December 8, 2007
GRAHAM NORTH, Halifax News
The province outlined a promised review of Taser use in Nova Scotia yesterday, which comes in the wake of the death of Howard Hyde. Hyde, 45, who suffered from schizophrenia, died Nov. 22 in custody 30 hours after he was Tasered twice by the Halifax Regional Police. No connection has been established between the Tasering and Hyde's death, but the incident sparked controversy about the frequency of Taser use.
The review will involve 90 days of collecting data on policies and procedures related to the training, authorization and frequency of Taser use in Nova Scotia, as well as looking at research being conducted across Canada. After a report of the findings is published in February, a panel of experts chosen by the Justice Department will analyze the results and give advice to the minister.
Stephen Ayer, executive director of the Schizophrenia Society of Nova Scotia, welcomes the Taser review, but said he will "demand" representatives with mental illness on the panel of experts. "Experts are experts to the point that they're able to study a phenomenon," he said. The phenomenon can only be studied through a person who lives with the illness, which is why the panel must include those with experience, he said. Karen Moerman agrees. "People with lived experience are experts," she said. Moerman, who has lived with psychoses, hopes the Taser review will ensure that people with mental illness are dealt with in a stepped manner, where the least force is always used first. "There should be no jump to, 'Gee, we don't know how to handle this person ... We better Taser them,'" she said.

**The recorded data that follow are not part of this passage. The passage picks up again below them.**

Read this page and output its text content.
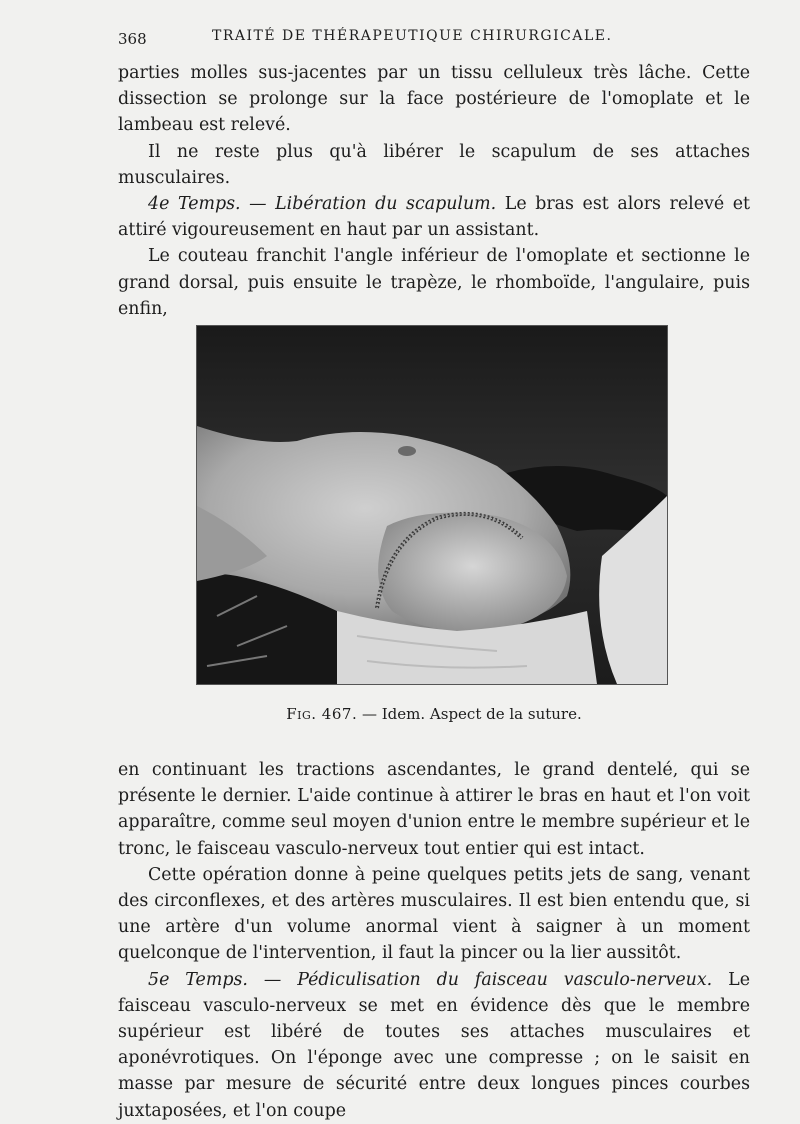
368	TRAITÉ DE THÉRAPEUTIQUE CHIRURGICALE.

parties molles sus-jacentes par un tissu celluleux très lâche. Cette dissection se prolonge sur la face postérieure de l'omoplate et le lambeau est relevé.

Il ne reste plus qu'à libérer le scapulum de ses attaches musculaires.

4e Temps. — Libération du scapulum. Le bras est alors relevé et attiré vigoureusement en haut par un assistant.

Le couteau franchit l'angle inférieur de l'omoplate et sectionne le grand dorsal, puis ensuite le trapèze, le rhomboïde, l'angulaire, puis enfin,

Fig. 467. — Idem. Aspect de la suture.

en continuant les tractions ascendantes, le grand dentelé, qui se présente le dernier. L'aide continue à attirer le bras en haut et l'on voit apparaître, comme seul moyen d'union entre le membre supérieur et le tronc, le faisceau vasculo-nerveux tout entier qui est intact.

Cette opération donne à peine quelques petits jets de sang, venant des circonflexes, et des artères musculaires. Il est bien entendu que, si une artère d'un volume anormal vient à saigner à un moment quelconque de l'intervention, il faut la pincer ou la lier aussitôt.

5e Temps. — Pédiculisation du faisceau vasculo-nerveux. Le faisceau vasculo-nerveux se met en évidence dès que le membre supérieur est libéré de toutes ses attaches musculaires et aponévrotiques. On l'éponge avec une compresse ; on le saisit en masse par mesure de sécurité entre deux longues pinces courbes juxtaposées, et l'on coupe
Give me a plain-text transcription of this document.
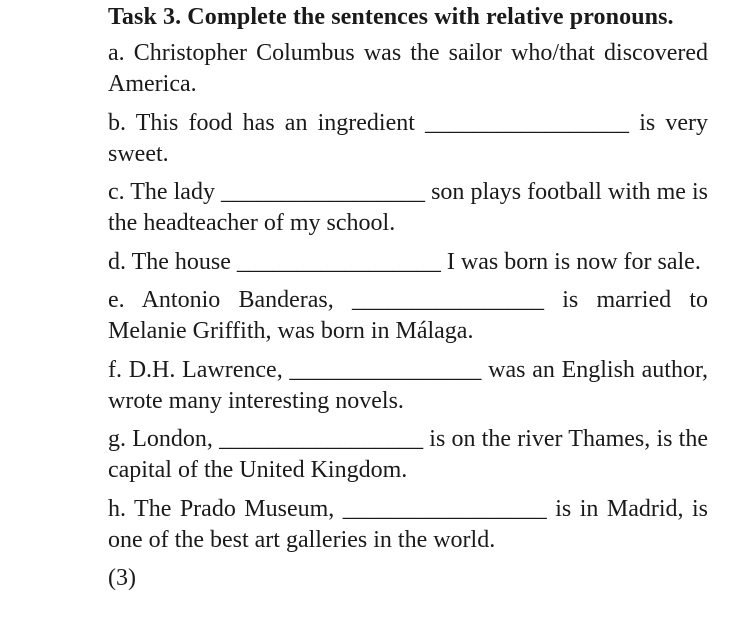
Task 3. Complete the sentences with relative pronouns.
a. Christopher Columbus was the sailor who/that discovered America.
b. This food has an ingredient _________________ is very sweet.
c. The lady _________________ son plays football with me is the headteacher of my school.
d. The house _________________ I was born is now for sale.
e. Antonio Banderas, ________________ is married to Melanie Griffith, was born in Málaga.
f. D.H. Lawrence, ________________ was an English author, wrote many interesting novels.
g. London, _________________ is on the river Thames, is the capital of the United Kingdom.
h. The Prado Museum, _________________ is in Madrid, is one of the best art galleries in the world.
(3)
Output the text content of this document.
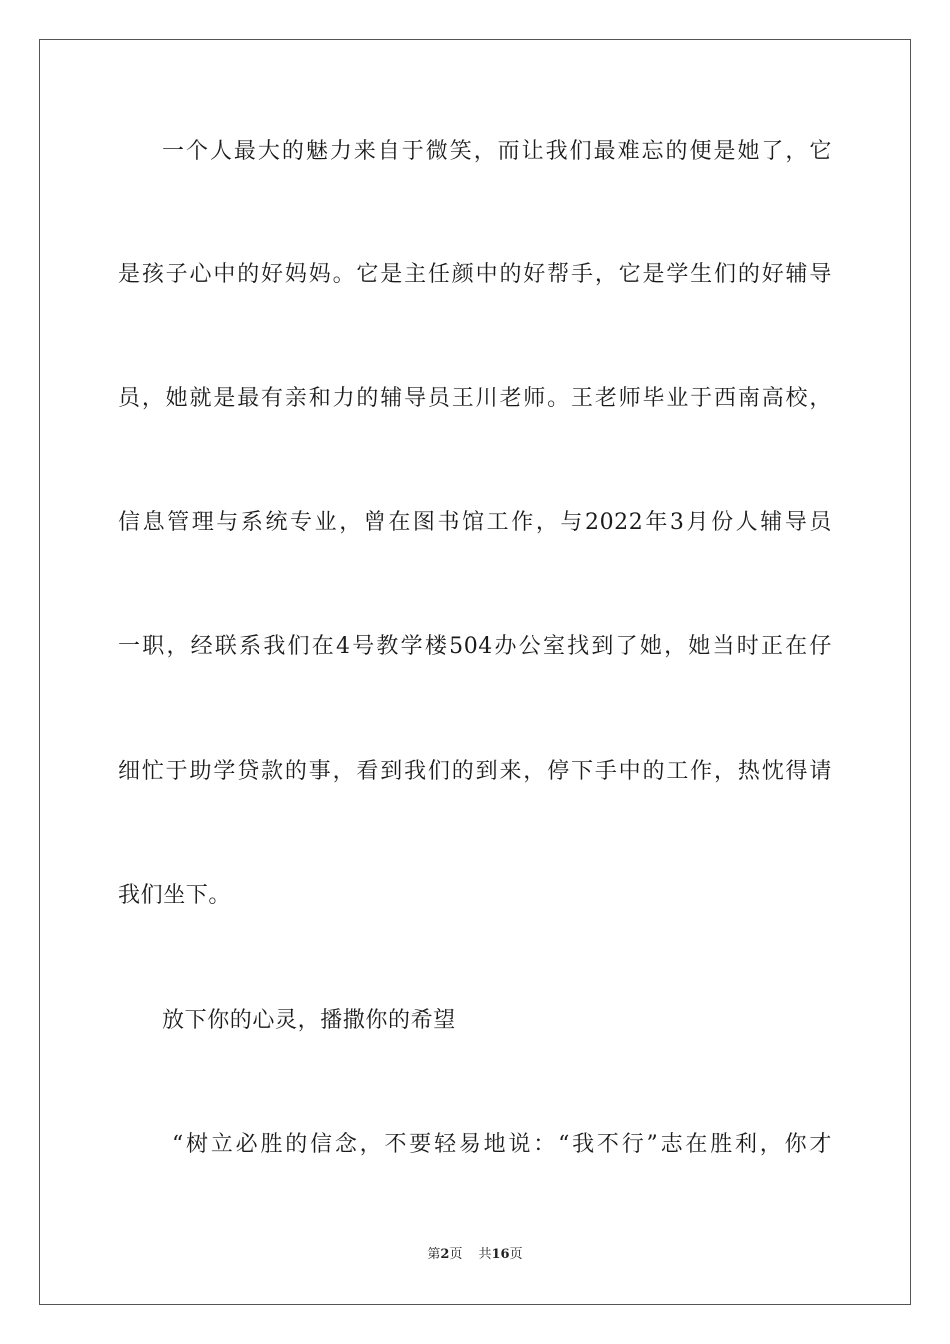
一个人最大的魅力来自于微笑，而让我们最难忘的便是她了，它
是孩子心中的好妈妈。它是主任颜中的好帮手，它是学生们的好辅导
员，她就是最有亲和力的辅导员王川老师。王老师毕业于西南高校，
信息管理与系统专业，曾在图书馆工作，与2022年3月份人辅导员
一职，经联系我们在4号教学楼504办公室找到了她，她当时正在仔
细忙于助学贷款的事，看到我们的到来，停下手中的工作，热忱得请
我们坐下。
放下你的心灵，播撒你的希望
“树立必胜的信念，不要轻易地说：“我不行”志在胜利，你才
第2页 共16页
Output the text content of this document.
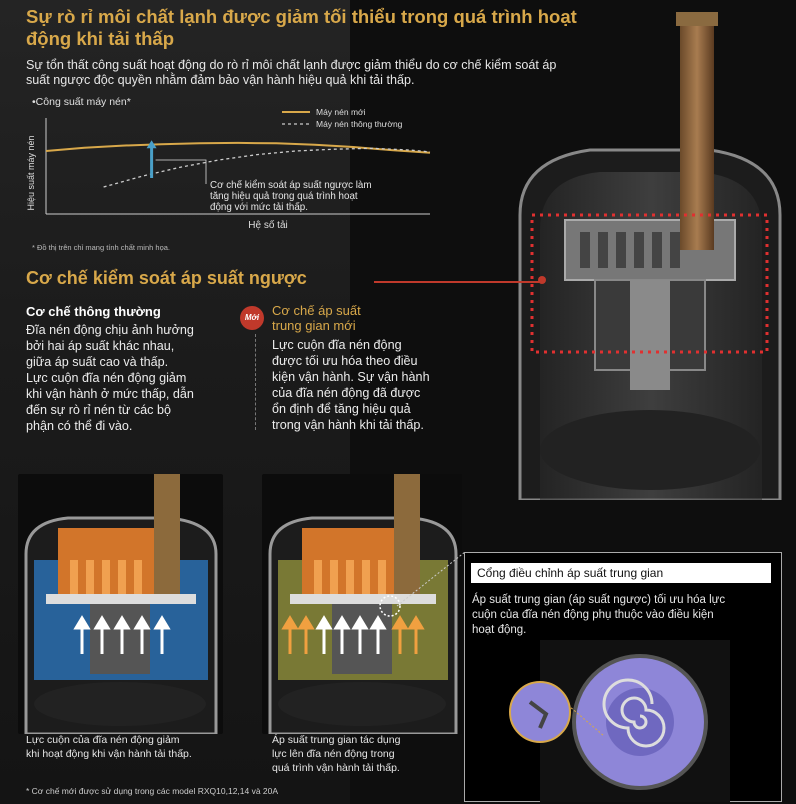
Sự rò rỉ môi chất lạnh được giảm tối thiểu trong quá trình hoạt động khi tải thấp
Sự tổn thất công suất hoạt động do rò rỉ môi chất lạnh được giảm thiểu do cơ chế kiểm soát áp suất ngược độc quyền nhằm đảm bảo vận hành hiệu quả khi tải thấp.
•Công suất máy nén*
Hệ số tải
Hiệu suất máy nén
Máy nén mới
Máy nén thông thường
Cơ chế kiểm soát áp suất ngược làm
tăng hiệu quả trong quá trình hoạt
động với mức tải thấp.
* Đồ thị trên chỉ mang tính chất minh họa.
Cơ chế kiểm soát áp suất ngược
Cơ chế thông thường
Đĩa nén động chịu ảnh hưởng
bởi hai áp suất khác nhau,
giữa áp suất cao và thấp.
Lực cuộn đĩa nén động giảm
khi vận hành ở mức thấp, dẫn
đến sự rò rỉ nén từ các bộ
phận có thể đi vào.
Mới Cơ chế áp suất
trung gian mới
Lực cuộn đĩa nén động
được tối ưu hóa theo điều
kiện vận hành. Sự vận hành
của đĩa nén động đã được
ổn định để tăng hiệu quả
trong vận hành khi tải thấp.
Lực cuộn của đĩa nén động giảm
khi hoạt động khi vận hành tải thấp.
Áp suất trung gian tác dụng
lực lên đĩa nén động trong
quá trình vận hành tải thấp.
Cổng điều chỉnh áp suất trung gian
Áp suất trung gian (áp suất ngược) tối ưu hóa lực
cuộn của đĩa nén động phụ thuộc vào điều kiện
hoạt động.
* Cơ chế mới được sử dụng trong các model RXQ10,12,14 và 20A
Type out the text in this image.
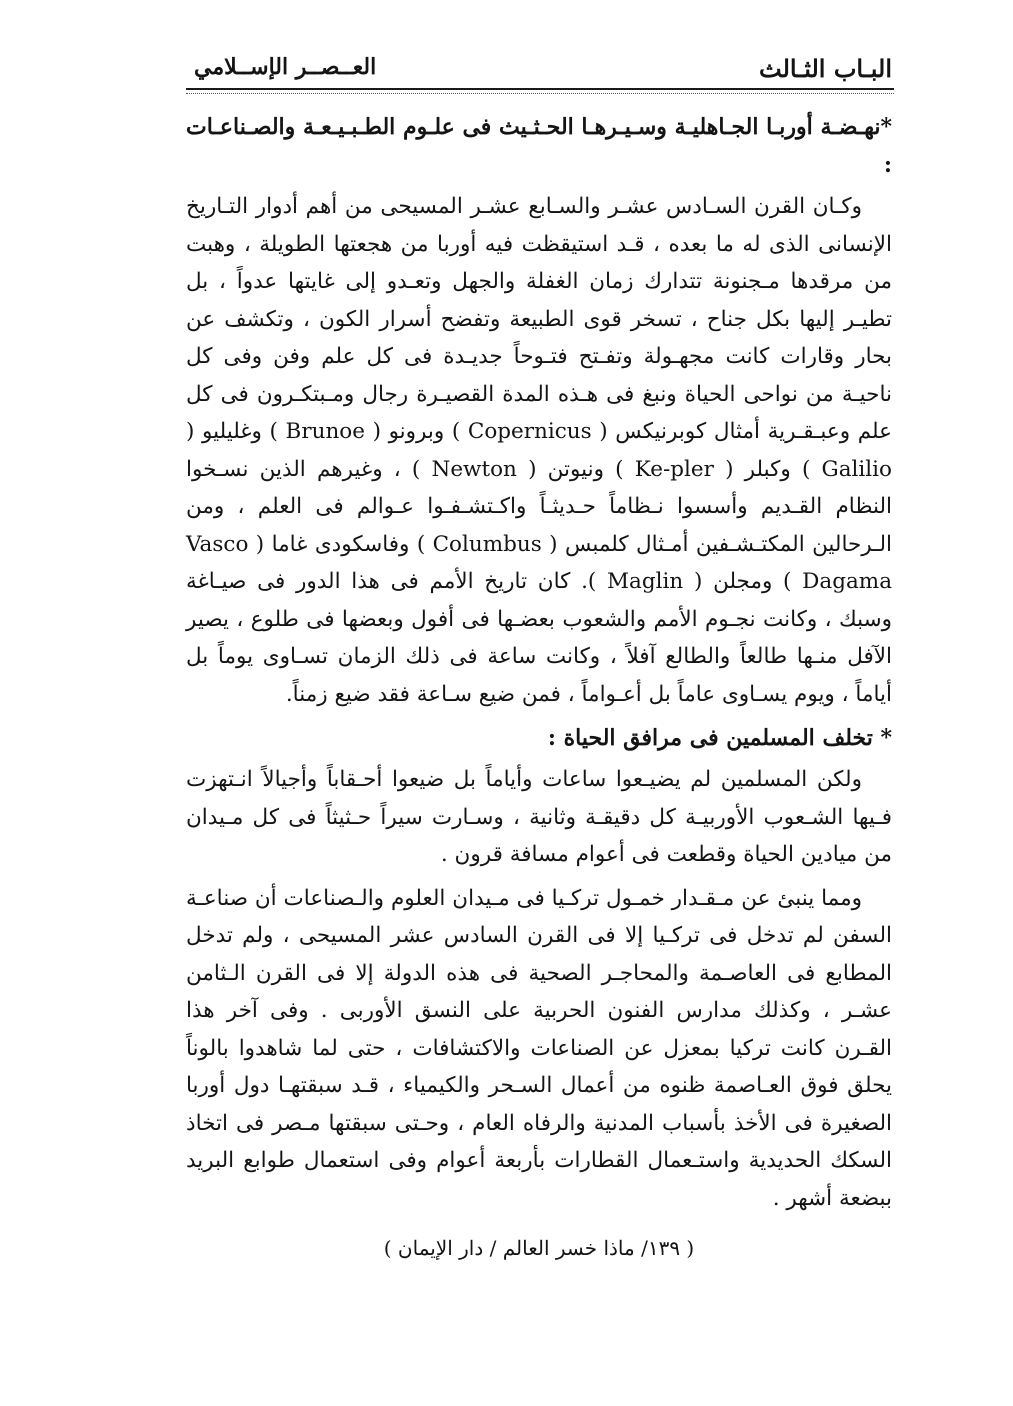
البـاب الثـالث
العــصــر الإســلامي
*نهـضـة أوربـا الجـاهليـة وسـيـرهـا الحـثـيث فى علـوم الطـبـيـعـة والصـناعـات :

وكـان القرن السـادس عشـر والسـابع عشـر المسيحى من أهم أدوار التـاريخ الإنسانى الذى له ما بعده ، قـد استيقظت فيه أوربا من هجعتها الطويلة ، وهبت من مرقدها مـجنونة تتدارك زمان الغفلة والجهل وتعـدو إلى غايتها عدواً ، بل تطيـر إليها بكل جناح ، تسخر قوى الطبيعة وتفضح أسرار الكون ، وتكشف عن بحار وقارات كانت مجهـولة وتفـتح فتـوحاً جديـدة فى كل علم وفن وفى كل ناحيـة من نواحى الحياة ونبغ فى هـذه المدة القصيـرة رجال ومـبتكـرون فى كل علم وعبـقـرية أمثال كوبرنيكس ( Copernicus ) وبرونو ( Brunoe ) وغليليو ( Galilio ) وكبلر ( Ke-pler ) ونيوتن ( Newton ) ، وغيرهم الذين نسـخوا النظام القـديم وأسسوا نـظاماً حـديثـاً واكـتشـفـوا عـوالم فى العلم ، ومن الـرحالين المكتـشـفين أمـثال كلمبس ( Columbus ) وفاسكودى غاما ( Vasco Dagama ) ومجلن ( Maglin ). كان تاريخ الأمم فى هذا الدور فى صيـاغة وسبك ، وكانت نجـوم الأمم والشعوب بعضـها فى أفول وبعضها فى طلوع ، يصير الآفل منـها طالعاً والطالع آفلاً ، وكانت ساعة فى ذلك الزمان تسـاوى يوماً بل أياماً ، ويوم يسـاوى عاماً بل أعـواماً ، فمن ضيع سـاعة فقد ضيع زمناً.

* تخلف المسلمين فى مرافق الحياة :

ولكن المسلمين لم يضيـعوا ساعات وأياماً بل ضيعوا أحـقاباً وأجيالاً انـتهزت فـيها الشـعوب الأوربيـة كل دقيقـة وثانية ، وسـارت سيراً حـثيثاً فى كل مـيدان من ميادين الحياة وقطعت فى أعوام مسافة قرون .

ومما ينبئ عن مـقـدار خمـول تركـيا فى مـيدان العلوم والـصناعات أن صناعـة السفن لم تدخل فى تركـيا إلا فى القرن السادس عشر المسيحى ، ولم تدخل المطابع فى العاصـمة والمحاجـر الصحية فى هذه الدولة إلا فى القرن الـثامن عشـر ، وكذلك مدارس الفنون الحربية على النسق الأوربى . وفى آخر هذا القـرن كانت تركيا بمعزل عن الصناعات والاكتشافات ، حتى لما شاهدوا بالوناً يحلق فوق العـاصمة ظنوه من أعمال السـحر والكيمياء ، قـد سبقتهـا دول أوربا الصغيرة فى الأخذ بأسباب المدنية والرفاه العام ، وحـتى سبقتها مـصر فى اتخاذ السكك الحديدية واستـعمال القطارات بأربعة أعوام وفى استعمال طوابع البريد ببضعة أشهر .

( ١٣٩/ ماذا خسر العالم / دار الإيمان )
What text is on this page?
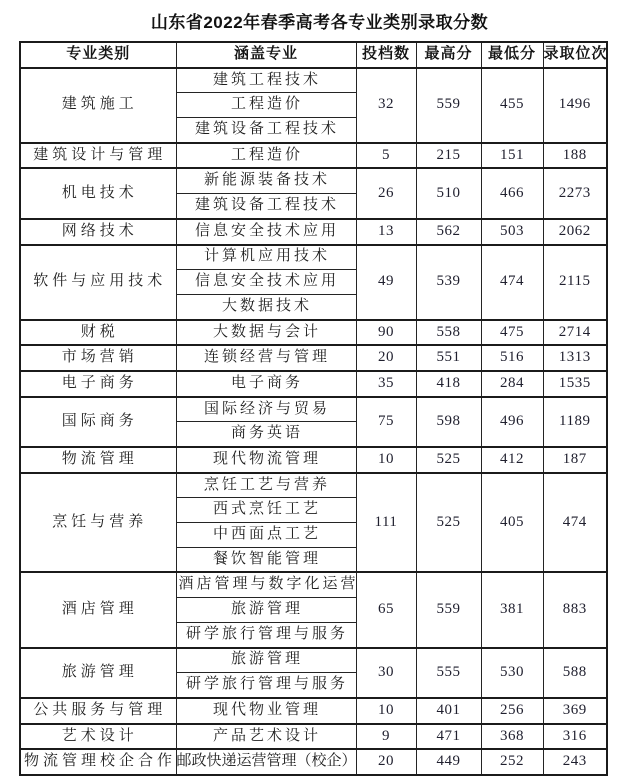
山东省2022年春季高考各专业类别录取分数
专业类别	涵盖专业	投档数	最高分	最低分	录取位次
建筑施工	建筑工程技术	32	559	455	1496
	工程造价				
	建筑设备工程技术				
建筑设计与管理	工程造价	5	215	151	188
机电技术	新能源装备技术	26	510	466	2273
	建筑设备工程技术				
网络技术	信息安全技术应用	13	562	503	2062
软件与应用技术	计算机应用技术	49	539	474	2115
	信息安全技术应用				
	大数据技术				
财税	大数据与会计	90	558	475	2714
市场营销	连锁经营与管理	20	551	516	1313
电子商务	电子商务	35	418	284	1535
国际商务	国际经济与贸易	75	598	496	1189
	商务英语				
物流管理	现代物流管理	10	525	412	187
烹饪与营养	烹饪工艺与营养	111	525	405	474
	西式烹饪工艺				
	中西面点工艺				
	餐饮智能管理				
酒店管理	酒店管理与数字化运营	65	559	381	883
	旅游管理				
	研学旅行管理与服务				
旅游管理	旅游管理	30	555	530	588
	研学旅行管理与服务				
公共服务与管理	现代物业管理	10	401	256	369
艺术设计	产品艺术设计	9	471	368	316
物流管理校企合作	邮政快递运营管理（校企）	20	449	252	243
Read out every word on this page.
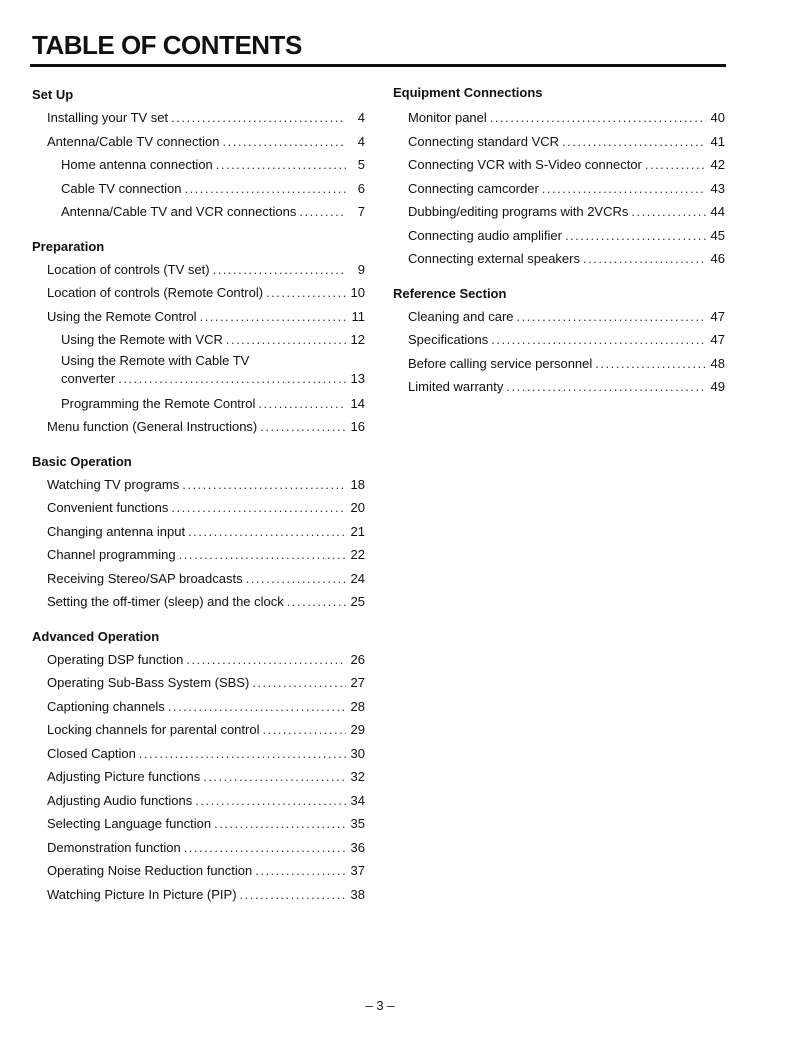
TABLE OF CONTENTS
Set Up
Installing your TV set .....	4
Antenna/Cable TV connection .....	4
Home antenna connection .....	5
Cable TV connection .....	6
Antenna/Cable TV and VCR connections .....	7
Preparation
Location of controls (TV set) .....	9
Location of controls (Remote Control) .....	10
Using the Remote Control .....	11
Using the Remote with VCR .....	12
Using the Remote with Cable TV
converter .....	13
Programming the Remote Control .....	14
Menu function (General Instructions) .....	16
Basic Operation
Watching TV programs .....	18
Convenient functions .....	20
Changing antenna input .....	21
Channel programming .....	22
Receiving Stereo/SAP broadcasts .....	24
Setting the off-timer (sleep) and the clock .....	25
Advanced Operation
Operating DSP function .....	26
Operating Sub-Bass System (SBS) .....	27
Captioning channels .....	28
Locking channels for parental control .....	29
Closed Caption .....	30
Adjusting Picture functions .....	32
Adjusting Audio functions .....	34
Selecting Language function .....	35
Demonstration function .....	36
Operating Noise Reduction function .....	37
Watching Picture In Picture (PIP) .....	38
Equipment Connections
Monitor panel .....	40
Connecting standard VCR .....	41
Connecting VCR with S-Video connector .....	42
Connecting camcorder .....	43
Dubbing/editing programs with 2VCRs .....	44
Connecting audio amplifier .....	45
Connecting external speakers .....	46
Reference Section
Cleaning and care .....	47
Specifications .....	47
Before calling service personnel .....	48
Limited warranty .....	49
– 3 –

Hyde's sister, Joanna Hyde, is skeptical of the investigation, calling it "a diversion from the real question." "I'm wondering if the Department of Justice is trying to get attention onto the Tasers to take away from attention on the judge, who made the decision to return my brother to the correctional centre (rather than sending him to a hospital)," she said.
The Royal Canadian Mounted Police are conducting a formal review of that incident, which they won't release until medical examiners finalize their report. That report could take between four to six months, the province told Joanna Hyde.